To analyse the effect of wavelength and T-cycle on entrainment, we selected only the rhythmic wasps, where free running wasps were referred to as 0 and entrained wasps were referred to as 1. We applied a binomial generalized linear model (GLM) to take into account the sample size variations for each condition. In the applied GLM model, the binary response (entrained or free running) was defined as the response variable, whereas wavelength, T-cycle, and the interaction between wavelength and T-cycle were defined as predictor variables [glm(binary response ~ wavelength*Tcycle, family = “binomial”)]. We used Chi-square test for GLM model comparison and selection, and we used likelihood ratio F tests (Anova(m1) from the car package in R (Fox and Weisberg 2011)) in the final model. The percentage of entrainment was calculated as the number of entrained animals divided by the total number of rhythmic (entrained and free running) animals for visualization. To determine the average phase angle of entrainment in the T-cycle experiments, the first 4 days of non-entrained activity were removed before calculating the average centre of gravity (phase angle of entrainment) in hours after lights on.
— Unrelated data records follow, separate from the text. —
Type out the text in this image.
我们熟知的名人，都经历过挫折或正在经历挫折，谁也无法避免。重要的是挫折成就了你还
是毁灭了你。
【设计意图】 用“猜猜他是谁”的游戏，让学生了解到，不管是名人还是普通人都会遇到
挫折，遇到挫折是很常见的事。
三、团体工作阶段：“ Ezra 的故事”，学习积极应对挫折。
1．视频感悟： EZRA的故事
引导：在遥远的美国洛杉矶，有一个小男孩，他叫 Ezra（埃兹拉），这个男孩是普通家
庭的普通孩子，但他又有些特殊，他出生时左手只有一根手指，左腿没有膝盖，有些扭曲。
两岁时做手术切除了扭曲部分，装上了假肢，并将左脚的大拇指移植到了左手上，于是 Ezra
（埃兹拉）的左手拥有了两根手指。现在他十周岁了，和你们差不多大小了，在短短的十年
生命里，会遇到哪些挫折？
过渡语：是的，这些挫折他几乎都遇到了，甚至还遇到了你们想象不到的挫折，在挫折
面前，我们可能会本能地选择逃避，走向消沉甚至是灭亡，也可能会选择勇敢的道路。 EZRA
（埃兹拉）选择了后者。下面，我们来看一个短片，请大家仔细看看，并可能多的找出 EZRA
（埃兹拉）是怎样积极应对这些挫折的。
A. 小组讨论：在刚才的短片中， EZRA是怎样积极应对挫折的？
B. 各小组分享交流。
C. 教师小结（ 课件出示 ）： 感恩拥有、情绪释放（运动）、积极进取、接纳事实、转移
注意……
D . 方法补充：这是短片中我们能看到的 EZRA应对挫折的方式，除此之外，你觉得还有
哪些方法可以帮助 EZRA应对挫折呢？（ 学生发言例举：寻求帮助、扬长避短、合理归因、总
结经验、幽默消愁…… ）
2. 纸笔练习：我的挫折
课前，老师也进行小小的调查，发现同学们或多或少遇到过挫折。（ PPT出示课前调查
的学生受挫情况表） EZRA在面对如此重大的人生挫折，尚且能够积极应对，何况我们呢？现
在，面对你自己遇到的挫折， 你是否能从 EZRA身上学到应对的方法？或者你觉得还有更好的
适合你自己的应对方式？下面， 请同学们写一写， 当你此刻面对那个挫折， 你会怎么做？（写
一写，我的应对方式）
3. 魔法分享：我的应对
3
The effect of wavelengths and T-cycles on phase angle of entrainment was then analysed using a linear effect model [lm(phase angle of entrainment ~ wavelength + Tcycle)]. Post hoc tests were used to compare the differences between wavelength (i.e. the slopes of the linear regression).

For analysing the circadian action spectrum of entrainment, we firstly applied a similar binomial generalized linear model (GLM) to assess the effect of wavelength and light intensities on entrainment [glm(binary response ~ wavelength + light intensity, family = “binomial”). To compare Nasonia’s sensitivity to different wavelengths and construct the circadian action spectrum, we then performed dose–response analysis by fitting a series of sigmoidal curves using R packages drc (Ritz et al. 2015). In the applied drc model, the percentage of entrained animals was defined as response variable, light intensity was defined as predictor variable, and all data were grouped by wavelength. As the proportion of entrainment is between 0 and 1, dose–response curve parameters were estimated by nonlinear regression using a two-parameter (effective dose and steepness of the curves) sigmoidal function. Effective dose (ED) was then derived from the dose–response curves as an indication of Nasonia’s spectral sensitivity. Different levels of effective dose were calculated due to the non-univariance of the slopes. By setting the response threshold at 30%, 50%, and 80%, the model could calculate how much light intensity was needed to produce this level of response based on the fitted Hill equation. The same dose–response analysis was performed for the electroretinogram recordings to determine Nasonia’s sensitivity to different wavelengths in terms of electroretinogram responses in the compound eye.